Ich wandte mich schnaubend ab, sie war keine große Hilfe. „Schön dich wiederzusehen Anna.“,sagte eine tiefe Stimme hinter mir. Ich drehte mich langsam um, warf mein Haar zurück und stemmte die Hände in die Hüfte. „Du hättest mir ruhig mal sagen können das du der Sohn meiner Kunstlehrerin bist.“, ich schaute ihn vorwurfsvoll an. „Das konnte ich ja nicht wissen“, erwiderte Jake frech und spielte mit meinem Haar. „Aber ich würde sagen wir machen einfach das beste daraus.“ Dann ging er weiter die Reihe weiter entlang. An der anderen Seite des Saales angelangt drehte er sich nochmal zu mir um: „Also, was machst du Freitag Abend?“ Mir blieb die Luft weg. Im Raum war es totenstill geworden und alle warteten auf meine Antwort. Ich wollte gerade etwas freches erwidern, da kam mir Lily zuvor: „Sie hat noch nichts vor und sie würde gern mit dir ausgehen.“ Wütend funkelte ich sie an und sie zwinkerte mir zu: „Was denn? Der ist doch echt heiß.“ Jake, am anderen Ende des Raums, lächelte verachmizt und sagte: „Ich hol dich dann um acht Uhr ab, Anna.“ Mit diesen Worten verschwand er, ohne den Blick von mir zu wenden, durch eine Tür im angrenzenden Raum.

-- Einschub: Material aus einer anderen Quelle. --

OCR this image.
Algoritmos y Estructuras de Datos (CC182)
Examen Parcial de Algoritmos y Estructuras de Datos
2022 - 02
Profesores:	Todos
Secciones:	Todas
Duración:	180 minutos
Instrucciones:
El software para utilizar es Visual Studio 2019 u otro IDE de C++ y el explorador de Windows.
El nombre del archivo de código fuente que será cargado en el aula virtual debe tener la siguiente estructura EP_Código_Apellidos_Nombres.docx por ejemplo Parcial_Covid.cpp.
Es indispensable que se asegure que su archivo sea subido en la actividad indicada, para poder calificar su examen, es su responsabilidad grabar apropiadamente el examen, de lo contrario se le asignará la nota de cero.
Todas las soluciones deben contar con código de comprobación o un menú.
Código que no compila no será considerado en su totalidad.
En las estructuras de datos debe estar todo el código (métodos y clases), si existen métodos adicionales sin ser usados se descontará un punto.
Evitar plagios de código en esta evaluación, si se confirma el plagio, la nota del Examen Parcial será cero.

Die nächsten Tage vergingen wie im Flug. Hallo, ich war erst zwei Tage auf dieser Schule und schon hatte ich ein nicht gewolltes Date. Das war mir in meiner ganzen Laufbahn noch nicht passiert.

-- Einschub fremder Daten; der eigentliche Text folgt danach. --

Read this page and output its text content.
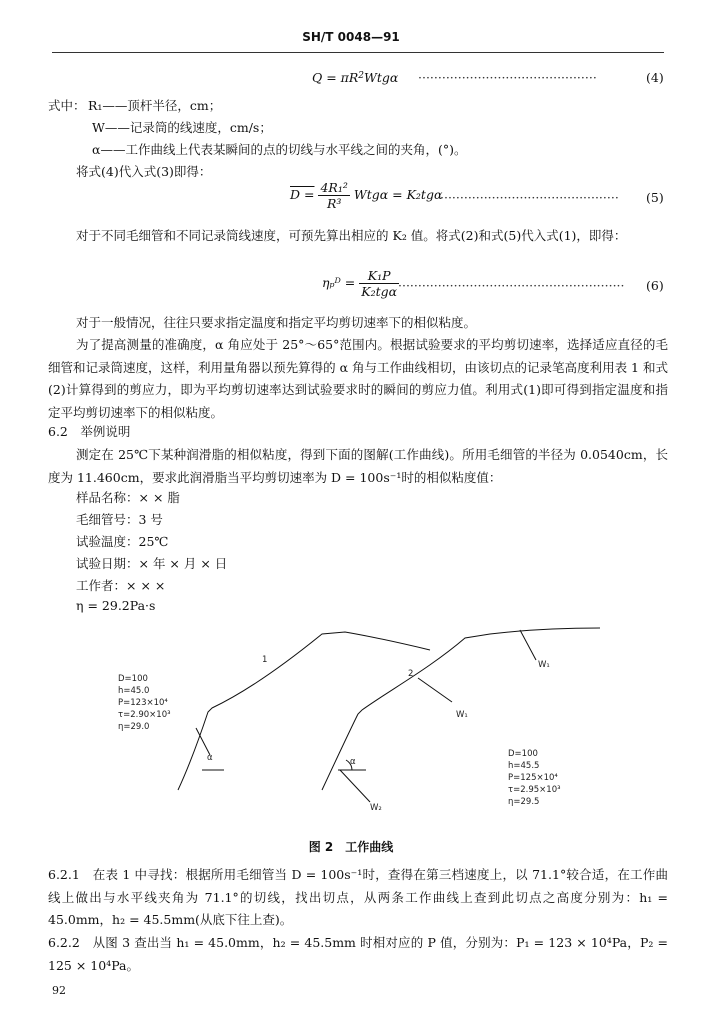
SH/T 0048—91
$Q = \pi R^2Wtg\alpha$ ·············································	(4)
式中： R₁——顶杆半径，cm；
W——记录筒的线速度，cm/s；
α——工作曲线上代表某瞬间的点的切线与水平线之间的夹角，(°)。
将式(4)代入式(3)即得：
$D = \frac{\text{4R₁²}}{\text{R³}}$ Wtgα = K₂tgα
············································· (5)
对于不同毛细管和不同记录筒线速度，可预先算出相应的 K₂ 值。将式(2)和式(5)代入式(1)，即得：
ηₚᴰ = $\frac{\text{K₁P}}{\text{K₂tgα}}$
························································· (6)
对于一般情况，往往只要求指定温度和指定平均剪切速率下的相似粘度。
为了提高测量的准确度，α 角应处于 25°～65°范围内。根据试验要求的平均剪切速率，选择适应直径的毛细管和记录筒速度，这样，利用量角器以预先算得的 α 角与工作曲线相切，由该切点的记录笔高度利用表 1 和式(2)计算得到的剪应力，即为平均剪切速率达到试验要求时的瞬间的剪应力值。利用式(1)即可得到指定温度和指定平均剪切速率下的相似粘度。
6.2　举例说明
测定在 25℃下某种润滑脂的相似粘度，得到下面的图解(工作曲线)。所用毛细管的半径为 0.0540cm，长度为 11.460cm，要求此润滑脂当平均剪切速率为 D = 100s⁻¹时的相似粘度值：
样品名称：× × 脂
毛细管号：3 号
试验温度：25℃
试验日期：× 年 × 月 × 日
工作者：× × ×
η = 29.2Pa·s
1
2
W₁
W₁
W₂
α	α
D=100
h=45.0
P=123×10⁴
τ=2.90×10³
η=29.0
D=100
h=45.5
P=125×10⁴
τ=2.95×10³
η=29.5
图 2　工作曲线
6.2.1　在表 1 中寻找：根据所用毛细管当 D = 100s⁻¹时，查得在第三档速度上，以 71.1°较合适，在工作曲线上做出与水平线夹角为 71.1°的切线，找出切点，从两条工作曲线上查到此切点之高度分别为：h₁ = 45.0mm，h₂ = 45.5mm(从底下往上查)。
6.2.2　从图 3 查出当 h₁ = 45.0mm，h₂ = 45.5mm 时相对应的 P 值，分别为：P₁ = 123 × 10⁴Pa，P₂ = 125 × 10⁴Pa。
92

Am Freitag schwänzten Lily und ich die letzte Stunde und gingen shoppen. Wäre es nach Lily gegangen hätte ich die ganze Viertel leer gekauft, aber mir reichte ein neues Kleid. Es bestand aus dunkelblauer Seide und umspielte perfekt meine Figur. Als ich es anprobiert hatte sagte Lily mit fester Überzeugung: „Oha wenn der Typ dich in dem Kleid sieht, wird er dir restlos verfallen. Und wenn nicht ist er eindeutig schwul“
Am Abend wurde ich dann doch nervös, ich hatte Jack gar nicht gesagt wo ich wohnte. Total zappelig saß ich vor meinem Spiegel und betrachtete mich. Auf einmal wurde ich unsicher und fragte mich ob Smokey Eyes bei einem ersten Date so gut ankommen würden. Aber ich hatte keine Zeit mir weiter Sorgen zu machen, denn es klingelte. Ich schlüpfte in meine High Heels, griff nach meiner Clutch und stürmte zur Haustür, bevor meine peinliche Mutter diese öffnen konnte. Draußen stand Jake, in Jeans und einem schwarzen T-Shirt und sah einfach unverschämt gut aus. Hinter ihm entdecke ich einen alten Mercedes Cabrio. Schnell zog ich die Haustür hinter mir zu, um uns vor den Blicken meiner neugierigen Mutter zu schützen.